Set the 'WEBSCRAPER' variable to either 'SCRAPINGANT' or 'SELENIUM' to choose which version to run.

1. SCRAPINGANT: Uses a webscraping service with a Python API, ScrapingAnt, which handles all the proxy server issues, but does require an account. The free account allows for 1000 page requests, which is more than enough for this project. Proxies are required when running this notebook from a Github Action or otherwise key data will fail to be scraped from NBA.com. 

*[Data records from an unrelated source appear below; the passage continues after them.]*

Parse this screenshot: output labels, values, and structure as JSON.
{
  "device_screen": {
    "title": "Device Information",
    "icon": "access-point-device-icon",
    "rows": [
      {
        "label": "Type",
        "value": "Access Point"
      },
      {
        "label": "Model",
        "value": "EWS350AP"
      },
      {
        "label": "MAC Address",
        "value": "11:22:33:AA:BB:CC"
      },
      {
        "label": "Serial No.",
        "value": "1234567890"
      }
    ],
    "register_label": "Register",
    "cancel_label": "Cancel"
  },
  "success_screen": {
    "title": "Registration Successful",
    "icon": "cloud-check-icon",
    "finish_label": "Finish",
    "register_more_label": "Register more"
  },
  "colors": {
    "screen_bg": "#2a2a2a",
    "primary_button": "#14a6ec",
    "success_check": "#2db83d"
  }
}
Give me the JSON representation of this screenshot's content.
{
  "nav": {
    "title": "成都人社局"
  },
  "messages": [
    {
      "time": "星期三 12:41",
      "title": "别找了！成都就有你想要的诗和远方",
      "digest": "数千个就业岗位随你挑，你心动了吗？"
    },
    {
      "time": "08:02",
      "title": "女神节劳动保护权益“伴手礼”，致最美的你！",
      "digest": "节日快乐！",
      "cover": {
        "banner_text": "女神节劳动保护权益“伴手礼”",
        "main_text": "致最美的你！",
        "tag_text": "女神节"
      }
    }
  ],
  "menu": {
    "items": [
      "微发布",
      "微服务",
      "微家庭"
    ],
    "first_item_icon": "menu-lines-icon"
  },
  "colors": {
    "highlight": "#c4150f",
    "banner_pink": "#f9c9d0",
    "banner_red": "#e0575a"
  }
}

2. SELENIUM: This option does not currently integrate proxy servers into the webscraping process, which can cause issues when scraping from certain locations, in particular Github Actions. For occasional use from local machines, this option may work fine, but you may need to setup a proxy server.

In [1]:
# select web scraper; 'SCRAPINGANT' or 'SELENIUM'
# SCRAPINGANT requires a subscription but includes a proxy server

WEBSCRAPER = 'SCRAPINGANT'
#WEBSCRAPER = 'SELENIUM'

In [2]:
import os

import pandas as pd
import numpy as np

import hopsworks

from datetime import datetime, timedelta
from pytz import timezone

import json

import time

from pathlib import Path  #for Windows/Linux compatibility

# change working directory to project root when running from notebooks folder to make it easier to import modules
# and to access sibling folders
os.chdir('..') 

 
from src.webscraping import (
    get_new_games,
    activate_web_driver,
    get_todays_matchups,
)

from src.data_processing import (
    process_games,
    add_TARGET,
)

from src.feature_engineering import (
    process_features,
)


DATAPATH = Path(r'data')

**Load API keys**

In [3]:
from dotenv import load_dotenv

load_dotenv()

try:
    HOPSWORKS_API_KEY = os.environ['HOPSWORKS_API_KEY']
except:
    raise Exception('Set environment variable HOPSWORKS_API_KEY')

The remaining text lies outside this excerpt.